Sea Turtles Recover at Aquariums After Ocean Temperature Drop
As reptiles, the animals need sun to maintain their body temperature, and they left the Northeast a bit later because of unseasonably warm temperatures there, missing their key window to move south, said Tim Handsel, director of the aquarium's husbandry program, in an article in the Sun News.
As a result, a quick drop in water temperatures slowed the juvenile turtles' heart rate and circulation, bringing on hypothermia.
In a rehabilitation period that could take two weeks to a month, the turtles are currently in a 9,000-gallon warm tank. They're being monitored for pneumonia and infections, senior aquarist Sean Boyd said in the article.
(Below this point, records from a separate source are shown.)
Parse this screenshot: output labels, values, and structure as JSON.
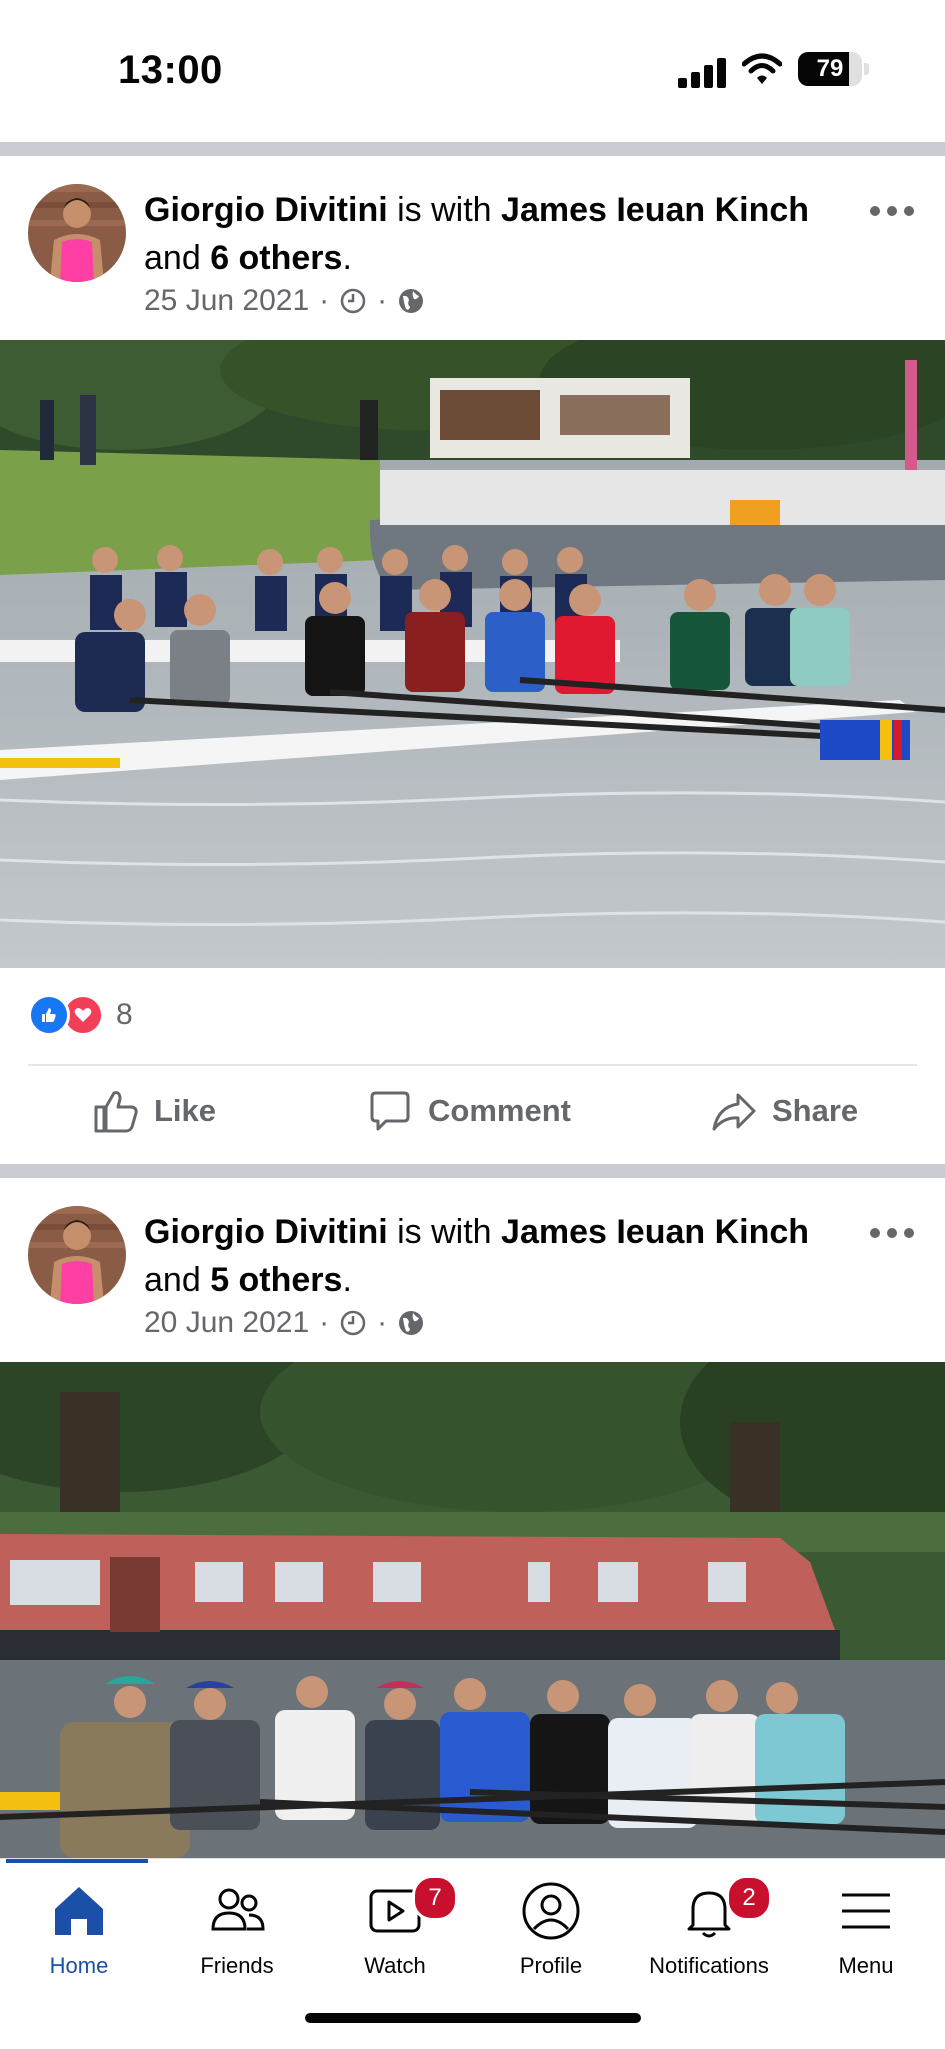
{
  "status_bar": {
    "time": "13:00",
    "battery": "79",
    "battery_level": 0.79
  },
  "posts": [
    {
      "author": "Giorgio Divitini",
      "connector": " is with ",
      "tagged": "James Ieuan Kinch",
      "and_text": " and ",
      "others": "6 others",
      "period": ".",
      "date": "25 Jun 2021",
      "sep": "·",
      "reaction_count": "8",
      "icons": [
        "clock-icon",
        "globe-icon"
      ]
    },
    {
      "author": "Giorgio Divitini",
      "connector": " is with ",
      "tagged": "James Ieuan Kinch",
      "and_text": " and ",
      "others": "5 others",
      "period": ".",
      "date": "20 Jun 2021",
      "sep": "·",
      "icons": [
        "clock-icon",
        "globe-icon"
      ]
    }
  ],
  "actions": {
    "like": "Like",
    "comment": "Comment",
    "share": "Share"
  },
  "nav": [
    {
      "label": "Home",
      "icon": "home-icon",
      "active": true
    },
    {
      "label": "Friends",
      "icon": "friends-icon"
    },
    {
      "label": "Watch",
      "icon": "watch-icon",
      "badge": "7"
    },
    {
      "label": "Profile",
      "icon": "profile-icon"
    },
    {
      "label": "Notifications",
      "icon": "bell-icon",
      "badge": "2"
    },
    {
      "label": "Menu",
      "icon": "menu-icon"
    }
  ],
  "colors": {
    "facebook_blue": "#1877f2",
    "nav_active": "#1b4fa8",
    "badge_red": "#c8102e",
    "love_red": "#f33e58"
  }
}
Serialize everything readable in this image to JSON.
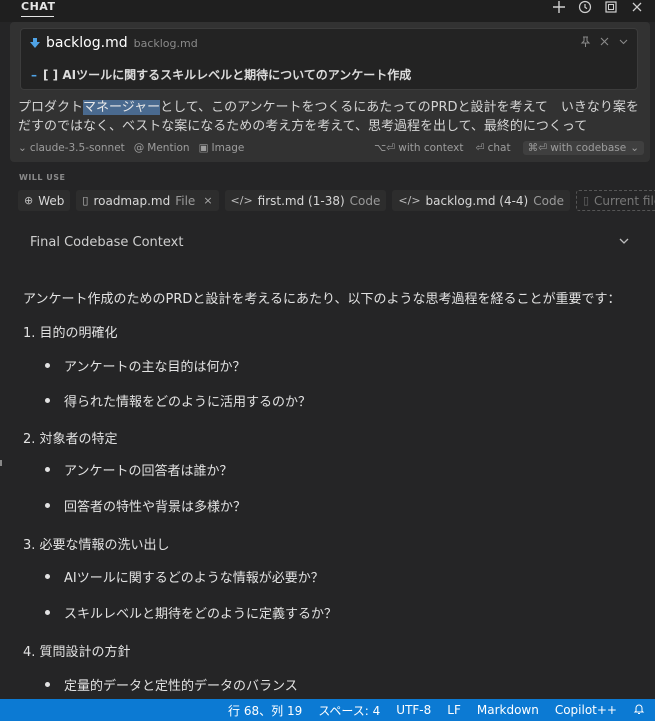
{
  "panel": {
    "title": "CHAT"
  },
  "colors": {
    "accent": "#0c7ad3",
    "background": "#252526",
    "selection": "#4a6a8f"
  },
  "file_card": {
    "name": "backlog.md",
    "path": "backlog.md",
    "content": "[ ] AIツールに関するスキルレベルと期待についてのアンケート作成",
    "dash": "–"
  },
  "prompt": {
    "before": "プロダクト",
    "selected": "マネージャー",
    "after_line1": "として、このアンケートをつくるにあたってのPRDと設計を考えて　いきなり案を",
    "line2": "だすのではなく、ベストな案になるための考え方を考えて、思考過程を出して、最終的につくって"
  },
  "toolbar": {
    "model": "claude-3.5-sonnet",
    "mention": "Mention",
    "image": "Image",
    "with_context": "⌥⏎ with context",
    "chat": "⏎ chat",
    "with_codebase": "⌘⏎ with codebase"
  },
  "will_use": {
    "label": "WILL USE",
    "chips": [
      {
        "icon": "globe-icon",
        "glyph": "⊕",
        "label": "Web",
        "sub": ""
      },
      {
        "icon": "file-icon",
        "glyph": "▯",
        "label": "roadmap.md",
        "sub": "File",
        "close": "×"
      },
      {
        "icon": "code-icon",
        "glyph": "</>",
        "label": "first.md (1-38)",
        "sub": "Code"
      },
      {
        "icon": "code-icon",
        "glyph": "</>",
        "label": "backlog.md (4-4)",
        "sub": "Code"
      },
      {
        "icon": "file-icon",
        "glyph": "▯",
        "label": "Current file",
        "sub": "",
        "plus": "+"
      }
    ]
  },
  "context": {
    "label": "Final Codebase Context"
  },
  "answer": {
    "intro": "アンケート作成のためのPRDと設計を考えるにあたり、以下のような思考過程を経ることが重要です：",
    "sections": [
      {
        "heading": "1. 目的の明確化",
        "items": [
          "アンケートの主な目的は何か？",
          "得られた情報をどのように活用するのか？"
        ]
      },
      {
        "heading": "2. 対象者の特定",
        "items": [
          "アンケートの回答者は誰か？",
          "回答者の特性や背景は多様か？"
        ]
      },
      {
        "heading": "3. 必要な情報の洗い出し",
        "items": [
          "AIツールに関するどのような情報が必要か？",
          "スキルレベルと期待をどのように定義するか？"
        ]
      },
      {
        "heading": "4. 質問設計の方針",
        "items": [
          "定量的データと定性的データのバランス"
        ]
      }
    ]
  },
  "status": {
    "position": "行 68、列 19",
    "spaces": "スペース: 4",
    "encoding": "UTF-8",
    "eol": "LF",
    "language": "Markdown",
    "extension": "Copilot++"
  }
}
"We will try to put some weight on them, treat them for illness, and clean their shells of barnacles," Boyd said in the article. "Luckily these guys came in in pretty good health and are on an antibiotic regimen. We will keep them until they finish their meds and gain some weight. We'll do some blood work and then contact the (South Carolina) Department of Natural Resources to make arrangements for their release."
Each of the turtles weighs between four and six pounds and is around dinner-plate size. They will likely weigh six to eight pounds by release time.
Ripley's steps in to help when facilities such as the Sea Turtle Hospital at the South Carolina Aquarium have reached capacity in their recovery programs. The staff minimizes contact with the turtles so that they will not later rely on humans for food.